De nouvelles connaissances moléculaires sur le développement du diabète gestationnel : le diabète gestationnel touche environ 15% des femmes enceintes dans le monde, avec des effets sévères possibles chez la mère (prise de poids excessive) et chez l’enfant (poids de naissance excessif, risque de prématurité et de mortinaissance…).
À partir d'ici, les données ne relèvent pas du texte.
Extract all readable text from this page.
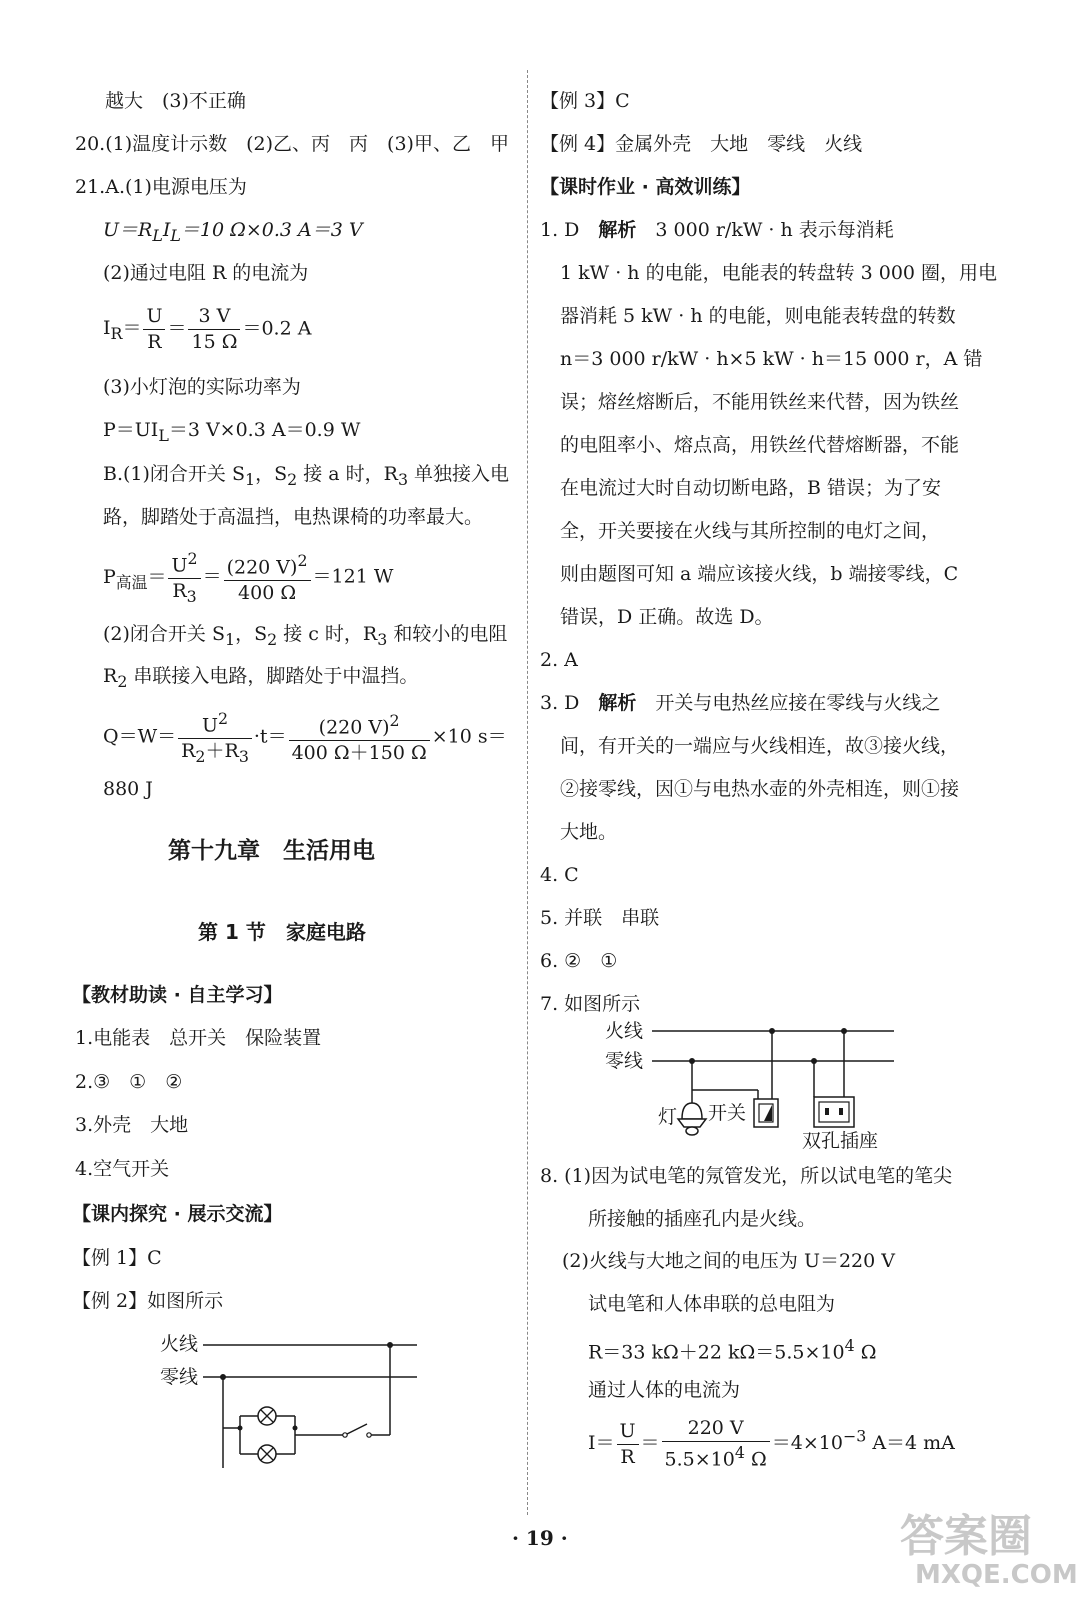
越大　(3)不正确
20.(1)温度计示数　(2)乙、丙　丙　(3)甲、乙　甲
21.A.(1)电源电压为
$U=R_LI_L=10$ Ω×0.3 A＝3 V
(2)通过电阻 R 的电流为
$I_R= \frac{U}{R} = \frac{3 V}{15 \Omega} =0.2$ A
(3)小灯泡的实际功率为
$P=UI_L=3$ V×0.3 A＝0.9 W
B.(1)闭合开关 $S_1$，$S_2$ 接 a 时，$R_3$ 单独接入电
路，脚踏处于高温挡，电热课椅的功率最大。
$P_{高温}= \frac{U^2}{R_3} = \frac{(220 V)^2}{400 \Omega} =121$ W
(2)闭合开关 $S_1$，$S_2$ 接 c 时，$R_3$ 和较小的电阻
$R_2$ 串联接入电路，脚踏处于中温挡。
$Q=W= \frac{U^2}{R_2+R_3} \cdot t= \frac{(220 V)^2}{400 \Omega+150 \Omega} \times 10$ s＝
880 J
第十九章　生活用电
第 1 节　家庭电路
【教材助读 · 自主学习】
1.电能表　总开关　保险装置
2.③　①　②
3.外壳　大地
4.空气开关
【课内探究 · 展示交流】
【例 1】C
【例 2】如图所示
火线
零线
【例 3】C
【例 4】金属外壳　大地　零线　火线
【课时作业 · 高效训练】
1. D　解析　3 000 r/kW · h 表示每消耗
1 kW · h 的电能，电能表的转盘转 3 000 圈，用电
器消耗 5 kW · h 的电能，则电能表转盘的转数
n＝3 000 r/kW · h×5 kW · h＝15 000 r，A 错
误；熔丝熔断后，不能用铁丝来代替，因为铁丝
的电阻率小、熔点高，用铁丝代替熔断器，不能
在电流过大时自动切断电路，B 错误；为了安
全，开关要接在火线与其所控制的电灯之间，
则由题图可知 a 端应该接火线，b 端接零线，C
错误，D 正确。故选 D。
2. A
3. D　解析　开关与电热丝应接在零线与火线之
间，有开关的一端应与火线相连，故③接火线，
②接零线，因①与电热水壶的外壳相连，则①接
大地。
4. C
5. 并联　串联
6. ②　①
7. 如图所示
火线
零线
灯 开关
双孔插座
8. (1)因为试电笔的氖管发光，所以试电笔的笔尖
所接触的插座孔内是火线。
(2)火线与大地之间的电压为 U＝220 V
试电笔和人体串联的总电阻为
R＝33 kΩ＋22 $k\Omega=5.5\times 10^4$ Ω
通过人体的电流为
$I= \frac{U}{R} = \frac{220 V}{5.5\times 10^4 \Omega} =4\times 10^{-3}$ A＝4 mA
· 19 ·	答案圈
MXQE.COM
  • En cas de grossesse normale, les cellules Tregs migrent vers le tissu adipeux de la mère pour prévenir l'inflammation et aider à contrôler les niveaux de glucose dans le corps.
  • En cas de carence en Treg pendant la grossesse : ici, les souris gravides privées de RANK, présentent des taux sanguins élevés de glucose et d’insuline et de nombreux autres indicateurs de diabète gestationnel. Les nouveau-nés naissent beaucoup plus lourds que la moyenne.
  • des effets transgénérationnels durables sur la progéniture sont également constatés : la progéniture de ces souris reste vulnérable au diabète et au surpoids tout au long de sa vie.
  • En revanche, l'administration de Treg dérivés de thymus de grossesses normales, aux souris déficientes en RANK, permet d’inverser tous les problèmes de santé des souris, y compris les fausses couches et les taux de glucose maternels, ainsi que l’excès de poids corporel chez leur progéniture.

 

Les femmes atteintes de diabète gestationnel ont aussi un nombre réduit de Treg : c’est ce qu’observe l’équipe dans le placenta de femmes enceintes, avec donc de nouvelles cibles thérapeutiques prometteuses pour la mère et le fœtus.

 

On retiendra donc que le thymus s’adapte « massivement » pendant la grossesse et contribue à une grossesse saine. Les hormones de grossesse permettent cette adaptation du le thymus via RANK. Le thymus modifie non seulement le système immunitaire de la mère afin de ne pas rejeter le fœtus, mais contrôle également la santé métabolique de la mère.